Parents play an extremely important role in helping their children develop food preferences, but attempts to encourage young children to eat a more healthy diet may actually be having the opposite effect, according to a review published in the International Journal of Obesity.
Many children become fussy eaters around the age of 18-24 months, forming the start of a long term battle with food for many parents. Toddlers who were once happy to eat a wide range of foods, including fruits and vegetables, may start to refuse to eat particular foods. Others who were quite open minded about new tastes and flavours may start to become neophobic (afraid of new foods). Such behaviour can be extremely trying and stressful for parents, leading them to resort to all manner of ways to encourage children to eat a healthy diet. However, such good intentions may not always have the desired approach according to the review's author, leading psychologist, Professor David Benton of the University of Wales Swansea.
Professor Benton urges parents not to worry about children’s fear of new foods. “It’s a completely normal response” he explains. “It’s a survival mechanism. Once children start walking, neophobioa discourages them from eating foods which may be poisonous. It doesn’t mean that your child is a poor eater. Thankfully it’s something that most children grow out of with time, but it is a big problem for parents trying to get children to try and accept new foods”.
But Professor Benton also cautions against restricting foods or offering them as a reward. “Restricting access to particular foods increases preference for that food, rather than decreasing it. On the other hand, don’t force your child to eat a food; they will only resist and that will decrease their liking of that food”. Furthermore, offering foods as a reward for good behaviour such as eating vegetables may not have the intended consequences. “Offering desserts as a reward for eating greens, or some other ‘distasteful’ food, makes the reward food more desirable to your child and the food you are trying to encourage them to eat, less desirable. This makes encouraging your child to eat a healthy balanced diet even more difficult”.
The report also highlights the sensitive and important role that parents can play in helping children to develop healthy eating habits. “Whilst we are built and born with certain likes and dislikes (2), food preferences can be modified by experience during early childhood. Parents, brothers, sisters and other role models such as teachers, can all help shape a child’s food preferences and can be useful for encouraging children to develop preferences for a healthy and balanced diet”.
But it isn’t always plain sailing encouraging children to eat a balanced diet and try new foods.
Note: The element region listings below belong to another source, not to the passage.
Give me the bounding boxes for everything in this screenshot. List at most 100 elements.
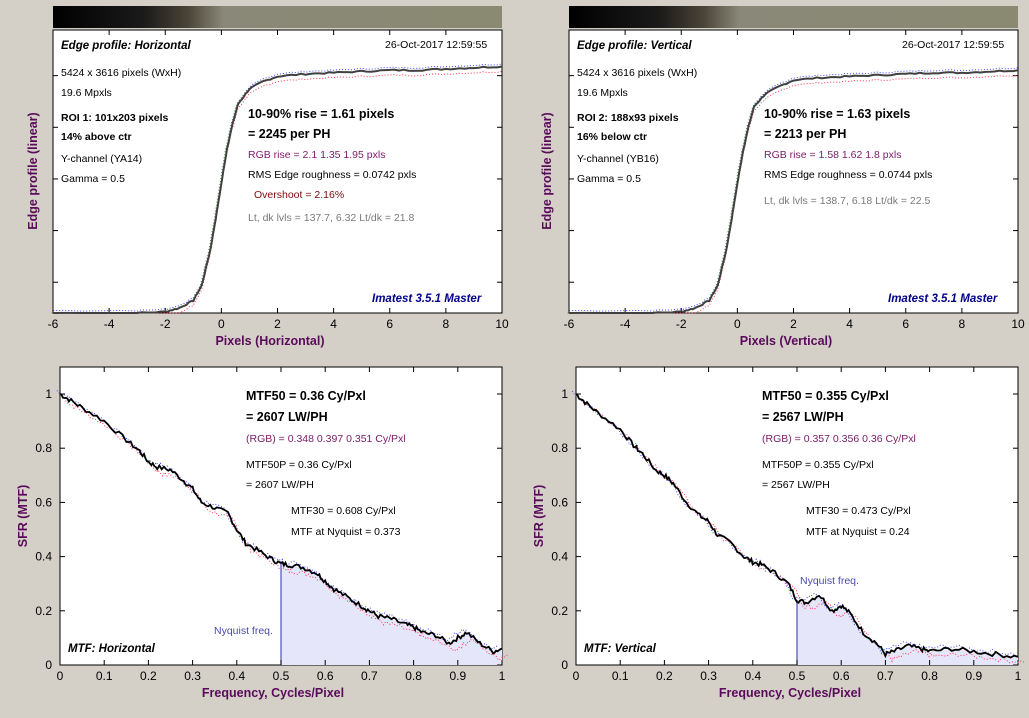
luminance-line — [575, 393, 1019, 659]
x-tick-label: 0.7 — [361, 669, 378, 683]
y-tick-label: 1 — [45, 387, 52, 401]
rise-per-ph: = 2245 per PH — [248, 127, 330, 141]
x-tick-label: 0.4 — [744, 669, 761, 683]
mtf50p: MTF50P = 0.36 Cy/Pxl — [246, 459, 352, 471]
x-tick-label: -6 — [48, 317, 59, 331]
x-tick-label: 0.3 — [700, 669, 717, 683]
mtf50-lwph: = 2567 LW/PH — [762, 410, 844, 424]
y-axis-title: SFR (MTF) — [16, 485, 30, 547]
x-tick-label: 0.5 — [789, 669, 806, 683]
y-tick-label: 0.4 — [551, 550, 568, 564]
image-size: 5424 x 3616 pixels (WxH) — [577, 67, 697, 79]
x-tick-label: 6 — [902, 317, 909, 331]
megapixels: 19.6 Mpxls — [577, 87, 628, 99]
x-tick-label: 0.9 — [449, 669, 466, 683]
x-tick-label: 2 — [790, 317, 797, 331]
mtf-at-nyquist: MTF at Nyquist = 0.24 — [806, 526, 910, 538]
x-tick-label: -6 — [564, 317, 575, 331]
x-axis-title: Frequency, Cycles/Pixel — [719, 686, 861, 700]
panel-title: MTF: Vertical — [584, 643, 657, 655]
x-tick-label: 0.5 — [273, 669, 290, 683]
curves — [567, 67, 1019, 314]
y-tick-label: 1 — [561, 387, 568, 401]
y-axis-title: Edge profile (linear) — [540, 112, 554, 229]
y-tick-label: 0.2 — [35, 604, 52, 618]
x-tick-label: 10 — [1011, 317, 1025, 331]
x-tick-label: 0.6 — [833, 669, 850, 683]
red-channel-line — [52, 70, 502, 314]
x-tick-label: 0.2 — [140, 669, 157, 683]
x-tick-label: -2 — [160, 317, 171, 331]
x-tick-label: 1 — [499, 669, 506, 683]
luminance-line — [568, 69, 1019, 314]
x-tick-label: 0.9 — [965, 669, 982, 683]
date: 26-Oct-2017 12:59:55 — [385, 39, 487, 51]
x-tick-label: 2 — [274, 317, 281, 331]
luminance-line — [52, 65, 503, 314]
x-tick-label: 0.3 — [184, 669, 201, 683]
mtf30: MTF30 = 0.608 Cy/Pxl — [291, 505, 396, 517]
mtf-at-nyquist: MTF at Nyquist = 0.373 — [291, 526, 401, 538]
mtf50: MTF50 = 0.355 Cy/Pxl — [762, 389, 889, 403]
blue-channel-line — [53, 63, 503, 312]
gray-strip — [53, 6, 502, 28]
x-tick-label: 0 — [218, 317, 225, 331]
rgb-mtf50: (RGB) = 0.348 0.397 0.351 Cy/Pxl — [246, 433, 406, 445]
x-tick-label: -4 — [104, 317, 115, 331]
ticks: -6 -4 -2 0 2 4 6 8 10 — [48, 30, 509, 331]
roi-position: 14% above ctr — [61, 131, 132, 143]
nyquist-label: Nyquist freq. — [800, 575, 859, 587]
megapixels: 19.6 Mpxls — [61, 87, 112, 99]
y-tick-label: 0.6 — [35, 495, 52, 509]
y-axis-title: SFR (MTF) — [532, 485, 546, 547]
x-tick-label: 0 — [573, 669, 580, 683]
x-axis-title: Frequency, Cycles/Pixel — [202, 686, 344, 700]
y-tick-label: 0.6 — [551, 495, 568, 509]
x-tick-label: -4 — [620, 317, 631, 331]
nyquist-shade — [281, 563, 502, 665]
gamma: Gamma = 0.5 — [61, 173, 125, 185]
rms-roughness: RMS Edge roughness = 0.0742 pxls — [248, 169, 416, 181]
x-tick-label: 4 — [846, 317, 853, 331]
nyquist-fill — [280, 563, 502, 665]
y-tick-label: 0.8 — [551, 441, 568, 455]
mtf50p-lwph: = 2607 LW/PH — [246, 479, 314, 491]
imatest-brand: Imatest 3.5.1 Master — [372, 293, 482, 305]
edge-profile-horizontal-panel: -6 -4 -2 0 2 4 6 8 10 Edge profile: Horizontal 2… — [26, 6, 509, 348]
rise-value: 10-90% rise = 1.63 pixels — [764, 107, 910, 121]
rgb-rise: RGB rise = 2.1 1.35 1.95 pxls — [248, 149, 385, 161]
red-channel-line — [582, 399, 1025, 664]
x-tick-label: 0.1 — [612, 669, 629, 683]
curves — [51, 63, 503, 314]
x-tick-label: 0.2 — [656, 669, 673, 683]
x-axis-title: Pixels (Horizontal) — [215, 334, 324, 348]
roi: ROI 1: 101x203 pixels — [61, 112, 169, 124]
curves — [571, 390, 1025, 664]
x-tick-label: 8 — [959, 317, 966, 331]
mtf50p: MTF50P = 0.355 Cy/Pxl — [762, 459, 874, 471]
ticks: -6 -4 -2 0 2 4 6 8 10 — [564, 30, 1025, 331]
y-tick-label: 0.8 — [35, 441, 52, 455]
x-tick-label: 0.4 — [228, 669, 245, 683]
x-tick-label: 8 — [443, 317, 450, 331]
nyquist-shade — [797, 594, 1018, 665]
mtf30: MTF30 = 0.473 Cy/Pxl — [806, 505, 911, 517]
x-tick-label: -2 — [676, 317, 687, 331]
luminance-line — [59, 393, 503, 655]
rgb-rise: RGB rise = 1.58 1.62 1.8 pxls — [764, 149, 901, 161]
x-tick-label: 0.8 — [405, 669, 422, 683]
ticks: 0 0.1 0.2 0.3 0.4 0.5 0.6 0.7 0.8 0.9 1 0 0.2 0.4 0.6 0… — [35, 367, 506, 683]
x-axis-title: Pixels (Vertical) — [740, 334, 832, 348]
y-tick-label: 0.4 — [35, 550, 52, 564]
x-tick-label: 0 — [734, 317, 741, 331]
rms-roughness: RMS Edge roughness = 0.0744 pxls — [764, 169, 932, 181]
mtf50p-lwph: = 2567 LW/PH — [762, 479, 830, 491]
rgb-mtf50: (RGB) = 0.357 0.356 0.36 Cy/Pxl — [762, 433, 916, 445]
mtf50-lwph: = 2607 LW/PH — [246, 410, 328, 424]
blue-channel-line — [569, 67, 1019, 312]
mtf-vertical-panel: 0 0.1 0.2 0.3 0.4 0.5 0.6 0.7 0.8 0.9 1 0 0.2 0.4 0.6 0… — [532, 366, 1025, 700]
x-tick-label: 6 — [386, 317, 393, 331]
roi: ROI 2: 188x93 pixels — [577, 112, 679, 124]
mtf50: MTF50 = 0.36 Cy/Pxl — [246, 389, 366, 403]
Professor Benton advises parents to “be patient when it comes to getting your child to try new foods, although this may be easier said then done. The more your child is exposed to a food, the more likely they are to try it. It takes approximately 11 times for a child to try a new food, although it can be as many as nearly 90 times! Refusal of new foods is common when children move from a liquid to a solid diet”.
“Children a more likely to accept a new food if they see their parents or older siblings eating and enjoying that food. If your child sees you eating vegetables, and they think it tastes good, they are more likely to follow suit in the future than if they didn’t see you eating them”.
Professor Benton, having reviewed the scientific literature in the area, has come up with the following advice for parents wishing to encourage healthy eating and children to try new foods:
• Make mealtimes fun! The emotional atmosphere at mealtimes is important. Don’t use meal times as an opportunity to chastise and don’t let a child’s failure to eat cause unpleasantness.
• Make the most of role models. Siblings, peers and parents can act as role models to encourage the tasting of new foods.
• Expose your child to a range of foods, tastes and textures early on.
• Keep trying new foods. Repeated exposure to initially disliked foods can breakdown resistance.
• Don’t restrict access to particular foods. This has the effect of increasing, rather than decreasing, preference for, and consumption, of that food.
• Don’t force your child to eat a particular food. Doing so will decrease the liking of that food. Neophobia is to be expected and should not be allowed to generate negativity.
• Don’t use high energy foods as rewards and treats for eating their greens. It’s unlikely to encourage your child to eat the food you want them to eat. Use rewards such as a trip to the swimming pool or the cinema instead.